Grok, I’m not at a meeting, I think everything is there by default …

Some advice , when you see the Output buffer fill like that , chances are something is with Elasticsearch.

I tried to expand the collection of logs in the previous settings, when setting up elasticsearch, I configured the minimum indexes accordingly.
rotate_strategy = number
elasticsearch_max_docs_per_index = 20000000
elasticsearch_max_number_of_indices = 20
elasticsearch_shards = 1
elasticsearch_replicas = 0
I have corrected the index settings in the screenshot, because a large number was set by default.
What do you mean wrong with him?

Oh boy,
I would keep those as they were, If you need to correct you index I would do that through the Web UI.

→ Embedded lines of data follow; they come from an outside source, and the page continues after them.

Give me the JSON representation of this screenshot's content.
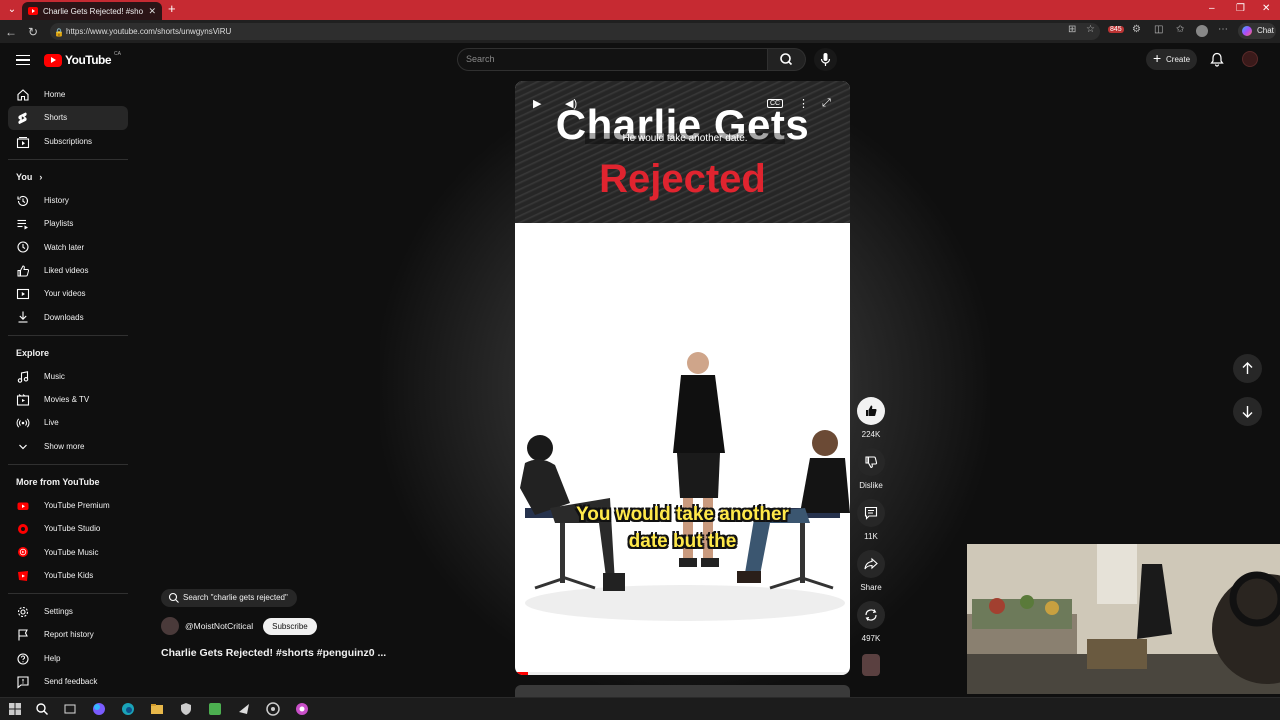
{
  "browser": {
    "tab_title": "Charlie Gets Rejected! #shorts #p",
    "url": "https://www.youtube.com/shorts/unwgynsViRU",
    "badge_count": "845",
    "chat_label": "Chat"
  },
  "header": {
    "logo_text": "YouTube",
    "country": "CA",
    "search_placeholder": "Search",
    "create_label": "Create"
  },
  "sidebar": {
    "main": [
      {
        "label": "Home",
        "icon": "home-icon"
      },
      {
        "label": "Shorts",
        "icon": "shorts-icon"
      },
      {
        "label": "Subscriptions",
        "icon": "subscriptions-icon"
      }
    ],
    "you_heading": "You",
    "you": [
      {
        "label": "History",
        "icon": "history-icon"
      },
      {
        "label": "Playlists",
        "icon": "playlists-icon"
      },
      {
        "label": "Watch later",
        "icon": "watch-later-icon"
      },
      {
        "label": "Liked videos",
        "icon": "liked-icon"
      },
      {
        "label": "Your videos",
        "icon": "your-videos-icon"
      },
      {
        "label": "Downloads",
        "icon": "downloads-icon"
      }
    ],
    "explore_heading": "Explore",
    "explore": [
      {
        "label": "Music",
        "icon": "music-icon"
      },
      {
        "label": "Movies & TV",
        "icon": "movies-icon"
      },
      {
        "label": "Live",
        "icon": "live-icon"
      },
      {
        "label": "Show more",
        "icon": "chevron-down-icon"
      }
    ],
    "more_heading": "More from YouTube",
    "more": [
      {
        "label": "YouTube Premium"
      },
      {
        "label": "YouTube Studio"
      },
      {
        "label": "YouTube Music"
      },
      {
        "label": "YouTube Kids"
      }
    ],
    "settings": [
      {
        "label": "Settings",
        "icon": "gear-icon"
      },
      {
        "label": "Report history",
        "icon": "flag-icon"
      },
      {
        "label": "Help",
        "icon": "help-icon"
      },
      {
        "label": "Send feedback",
        "icon": "feedback-icon"
      }
    ]
  },
  "video": {
    "title_line1": "Charlie Gets",
    "title_line2": "Rejected",
    "caption_top": "He would take another date.",
    "subtitle_line1": "You would take another",
    "subtitle_line2": "date but the",
    "progress": 0.04
  },
  "actions": {
    "likes": "224K",
    "dislike_label": "Dislike",
    "comments": "11K",
    "share_label": "Share",
    "remix": "497K"
  },
  "info": {
    "search_chip": "Search \"charlie gets rejected\"",
    "channel": "@MoistNotCritical",
    "subscribe_label": "Subscribe",
    "video_title": "Charlie Gets Rejected! #shorts #penguinz0 ..."
  },
  "colors": {
    "tabbar": "#c62a32",
    "background": "#0f0f0f",
    "accent_red": "#ff0000",
    "title_red": "#e0242f",
    "subtitle_yellow": "#ffe94a"
  }
}
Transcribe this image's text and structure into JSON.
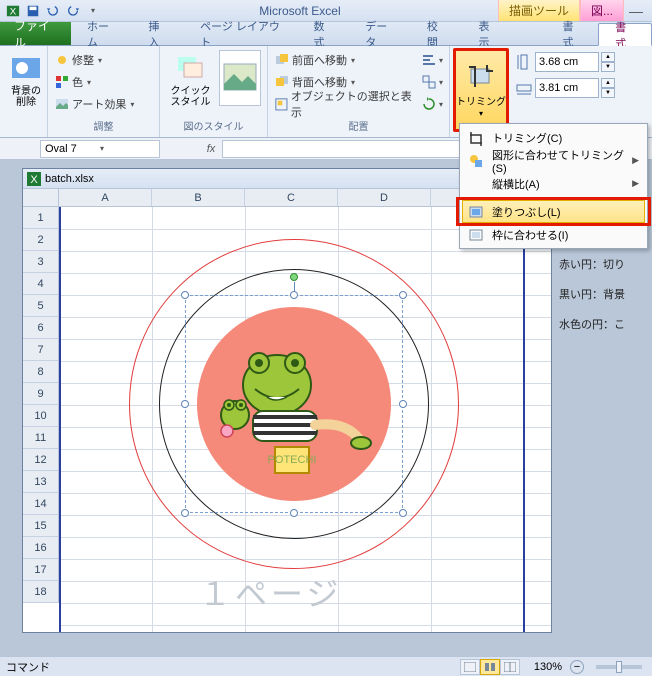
{
  "app": {
    "title": "Microsoft Excel"
  },
  "context_tabs": {
    "drawing": "描画ツール",
    "picture": "図..."
  },
  "tabs": {
    "file": "ファイル",
    "home": "ホーム",
    "insert": "挿入",
    "pagelayout": "ページ レイアウト",
    "formulas": "数式",
    "data": "データ",
    "review": "校閲",
    "view": "表示",
    "format_draw": "書式",
    "format_pic": "書式"
  },
  "ribbon": {
    "remove_bg": "背景の削除",
    "corrections": "修整",
    "color": "色",
    "artistic": "アート効果",
    "adjust_label": "調整",
    "quick_styles": "クイック スタイル",
    "styles_label": "図のスタイル",
    "bring_forward": "前面へ移動",
    "send_backward": "背面へ移動",
    "selection_pane": "オブジェクトの選択と表示",
    "arrange_label": "配置",
    "crop": "トリミング",
    "height": "3.68 cm",
    "width": "3.81 cm"
  },
  "crop_menu": {
    "crop": "トリミング(C)",
    "crop_to_shape": "図形に合わせてトリミング(S)",
    "aspect": "縦横比(A)",
    "fill": "塗りつぶし(L)",
    "fit": "枠に合わせる(I)"
  },
  "name_box": "Oval 7",
  "workbook": "batch.xlsx",
  "cols": [
    "A",
    "B",
    "C",
    "D"
  ],
  "rows": [
    "1",
    "2",
    "3",
    "4",
    "5",
    "6",
    "7",
    "8",
    "9",
    "10",
    "11",
    "12",
    "13",
    "14",
    "15",
    "16",
    "17",
    "18"
  ],
  "page_watermark": "１ページ",
  "notes": {
    "a": "赤い円：切り",
    "b": "黒い円：背景",
    "c": "水色の円：こ"
  },
  "status": {
    "mode": "コマンド",
    "zoom": "130%"
  }
}
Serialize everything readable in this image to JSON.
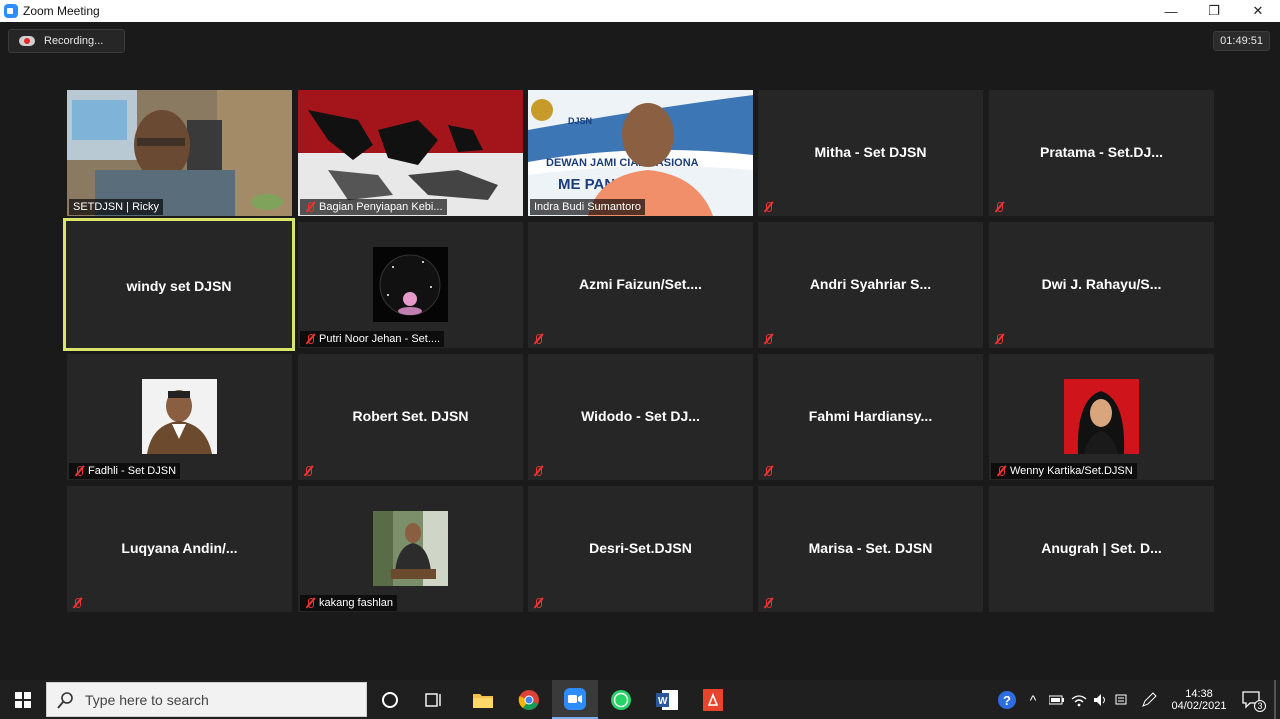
{
  "window": {
    "title": "Zoom Meeting"
  },
  "meeting": {
    "recording_label": "Recording...",
    "elapsed": "01:49:51"
  },
  "participants": [
    {
      "name": "SETDJSN | Ricky",
      "video": true,
      "scene": "office-man",
      "muted": false
    },
    {
      "name": "Bagian Penyiapan Kebi...",
      "video": true,
      "scene": "flag-map",
      "muted": true
    },
    {
      "name": "Indra Budi Sumantoro",
      "video": true,
      "scene": "djsn-banner",
      "muted": false,
      "banner_top": "DJSN",
      "banner_mid": "DEWAN JAMI      CIAL NASIONA",
      "banner_low": "ME          PAN"
    },
    {
      "display": "Mitha - Set DJSN",
      "video": false,
      "muted": true
    },
    {
      "display": "Pratama - Set.DJ...",
      "video": false,
      "muted": true
    },
    {
      "display": "windy set DJSN",
      "video": false,
      "muted": false,
      "active_speaker": true
    },
    {
      "name": "Putri Noor Jehan - Set....",
      "video": false,
      "avatar": "galaxy",
      "muted": true
    },
    {
      "display": "Azmi  Faizun/Set....",
      "video": false,
      "muted": true
    },
    {
      "display": "Andri  Syahriar  S...",
      "video": false,
      "muted": true
    },
    {
      "display": "Dwi  J.  Rahayu/S...",
      "video": false,
      "muted": true
    },
    {
      "name": "Fadhli - Set DJSN",
      "video": false,
      "avatar": "man-batik",
      "muted": true
    },
    {
      "display": "Robert Set. DJSN",
      "video": false,
      "muted": true
    },
    {
      "display": "Widodo  -  Set  DJ...",
      "video": false,
      "muted": true
    },
    {
      "display": "Fahmi  Hardiansy...",
      "video": false,
      "muted": true
    },
    {
      "name": "Wenny Kartika/Set.DJSN",
      "video": false,
      "avatar": "woman-hijab",
      "muted": true
    },
    {
      "display": "Luqyana  Andin/...",
      "video": false,
      "muted": true
    },
    {
      "name": "kakang fashlan",
      "video": false,
      "avatar": "man-chair",
      "muted": true
    },
    {
      "display": "Desri-Set.DJSN",
      "video": false,
      "muted": true
    },
    {
      "display": "Marisa  -  Set.  DJSN",
      "video": false,
      "muted": true
    },
    {
      "display": "Anugrah  |  Set.  D...",
      "video": false,
      "muted": false
    }
  ],
  "taskbar": {
    "search_placeholder": "Type here to search",
    "time": "14:38",
    "date": "04/02/2021",
    "notification_count": "3"
  },
  "colors": {
    "tile_bg": "#262626",
    "active_border": "#d9e66a",
    "mute_red": "#e33333"
  }
}
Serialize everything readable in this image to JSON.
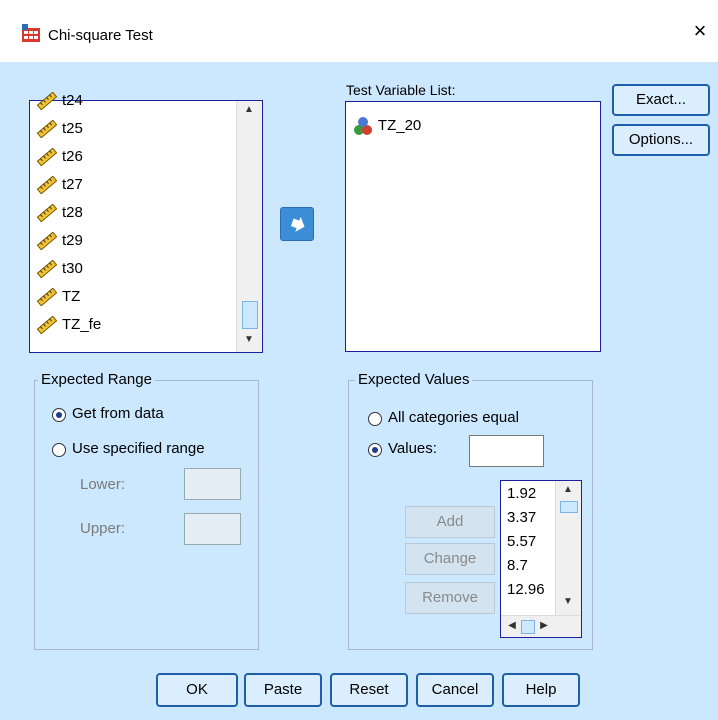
{
  "window": {
    "title": "Chi-square Test",
    "close_label": "×",
    "app_icon": "spss-chart-icon"
  },
  "source_list": {
    "items": [
      "t24",
      "t25",
      "t26",
      "t27",
      "t28",
      "t29",
      "t30",
      "TZ",
      "TZ_fe"
    ],
    "item_icon": "ruler-scale-icon"
  },
  "move_button": {
    "icon": "arrow-right-icon"
  },
  "test_variable_list": {
    "label": "Test Variable List:",
    "items": [
      "TZ_20"
    ],
    "item_icon": "nominal-variable-icon"
  },
  "side_buttons": {
    "exact": "Exact...",
    "options": "Options..."
  },
  "expected_range": {
    "legend": "Expected Range",
    "get_from_data": "Get from data",
    "use_specified": "Use specified range",
    "lower_label": "Lower:",
    "upper_label": "Upper:",
    "lower_value": "",
    "upper_value": "",
    "selected": "get_from_data"
  },
  "expected_values": {
    "legend": "Expected Values",
    "all_equal": "All categories equal",
    "values_label": "Values:",
    "values_input": "",
    "selected": "values",
    "list": [
      "1.92",
      "3.37",
      "5.57",
      "8.7",
      "12.96"
    ],
    "add": "Add",
    "change": "Change",
    "remove": "Remove"
  },
  "footer": {
    "ok": "OK",
    "paste": "Paste",
    "reset": "Reset",
    "cancel": "Cancel",
    "help": "Help"
  }
}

Did you see what I posted above???

Not sure, must be a lack of comminution.

checked . such data is worth it.
checked . such data is worth it. and corrected in the indexes.
I meant that if I see something wrong with the elastic, it takes a long time to process, it’s not clear how to fix it and the reason.
I stopped collecting logs. I correctly understood that it is necessary to wait for the processing of the logs that have accumulated in the queue …

Awesome,

Yeah I think the main issue is that your Output buffers are filled, when that go back down to 0% you should see something.

make sure elasticsearch is Good, you can insure this by this command.

curl -XGET http://127.0.0.1:9200/_cluster/health?pretty=true

I have more questions.
how to increase buffer processing?

Man, You want me to come over there and set that up for you. LOL

Go into you Graylog configuration file and look for those configuration I just showed you above. I’ll post it again, Should look like this, Be careful IF you don’t have the resources “CPU”, I would not increase those… I would add more CPU cores to the Graylog server instead.

processbuffer_processors = 5  
outputbuffer_processors = 3  
inputbuffer_processors = 2

Why didn’t you just say lol.
Yes, I have these settings…

Thank you for your help.
I will give feedback on the result.

I checked.
Increased the CPU to 10.
I started to run the collection, I see that the collection of logs is in progress.
But in the menu sidercars show message I do not see the logs that are coming.
I only see in the metric that the counter is increasing.

Screenshots attached if it helps…

https://slata365-my.sharepoint.com/:w:/g/personal/a_chernyavskiy_slata_com/EdWyI9mY0EdMnaAltkwUaKcBPQYlp2LyGNPAN4ejR92AOw?e=bhaCgC

I see you using GELF TCP for nxlog input. What does your NXLOG configuration look like?